First ski holiday with your baby
Going on a ski holiday with your baby may sound like a daunting prospect, but it's a fantastic experience for you all and much easier than you think. Read our exclusive guide to baby-friendly ski holidays and you and your little one will be enjoying the slopes in no time.
If you’re worried that the temperatures in January or February may be too cold for your little one then look at dates in March or even April. The weather will be warmer and, as long as you avoid the half-term holidays, the slopes and resorts will be less packed. That time of year is also great for taking walks with your baby – as long as you have a comfortable way of carrying them as some alpine walks aren’t buggy-friendly.
A good hotel will be able to provide a cot for your room, as well as highchairs in the restaurant, baby food, microwaves and hot water to heat up baby food and milk, as well as baby changing rooms and trained staff that can look after your child while you’re out on the slopes or babysit in the evening. Some holiday companies such as Club Med also offer a Baby Welcome service, providing everything you and your baby need for a relaxing stay, along with a Baby Corner in the restaurant, providing sweet and savoury baby foods and all the equipment necessary for preparing your baby’s meals. Make sure that you inform your resort that you have a baby when you book your holiday and everything should be ready and waiting when you get there.
Good hotels and resorts will have a dedicated baby club, which should be staffed by trained childcare experts. These experts will look after your baby, offering stimulating activities with toys and equipment that build fine motor skills and provide a great sense of fun. Since they will be with other babies, these clubs also develop a baby’s social skills and ability to play with other children. Some resorts also provide babysitting services so you can have a bit of me time during your holiday.
Everyone needs a passport to travel – even babies – so make sure you apply for your baby’s passport a long time before you are due to go on holiday.
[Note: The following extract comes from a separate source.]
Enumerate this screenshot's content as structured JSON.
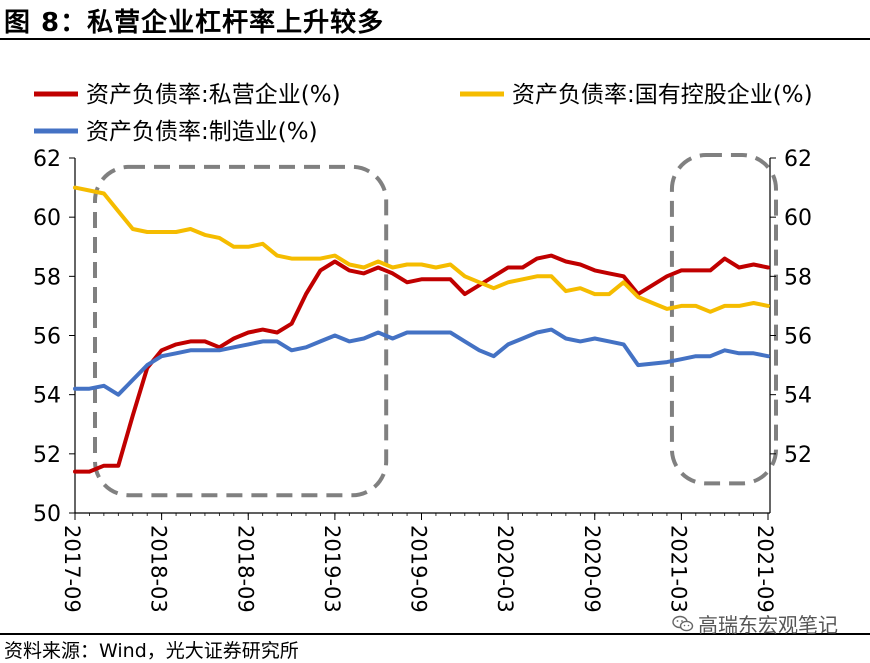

To apply for an infant passport you need to send the passport office a completed application form, along with your baby’s birth certificate and two identical colour photos of your baby with a signature from a professional who’s known you for at least two years. You can apply online or by post, and your application typically takes around four weeks to process.
It’s likely you’ll already be aware of the large amount of equipment you need to take wherever you go, so you can imagine that going on a ski holiday with a baby requires a lot of stuff. Luckily, most airlines and holiday companies understand this and will allow you to take a buggy and car seat onto the plane for free, while some will give your baby their own baggage allowance of 5-10kg, even if they don’t have their own seat. Check with your holiday company what you can take before you head off to the airport. So clothes, nappies, milk, food, wet wipes, teething ring, dummies (if your baby uses them), toys, blanket, spare clothes for you both – take more than you think you need so you won’t have to worry during your trip.
While some ski-mad parents introduce their children to the slopes at 18 months, most resorts and ski schools will insist that your child is at least three years old before they teach them the basics. At Club Med, the first lessons will take placed on the appropriately named nursery slopes before they move on to downhill skiing when they are four. As soon as they turn eight they can learn to snowboard, and before you know it they’ll be whizzing past you on the black runs.
When out and about, your baby should wear a high quality all-in-one baby suit, ideally with a long zip to make it easier to get in and out of – you’ll thank us after the tenth nappy change. Also look for a suit with fold-over hands and feet, which are much simpler to use and less likely to be lost than tiny pairs of gloves and bootees. A warm hat and helmet (if skiing) are also essentials, as are a good pair of baby sunglasses to prevent any damage from the bright sun and reflective snow.
When taking your baby out for a stroll, remember that the sunshine and cold air can damage their skin and eyes, so make sure they have sun cream on any exposed skin, sunglasses and keep them covered with a blanket. Also make sure they stay hydrated as the mountain air can be very dry, which can lead to colds or dehydration. If your bedroom is warm, put a glass of water near the radiator to keep it humidified.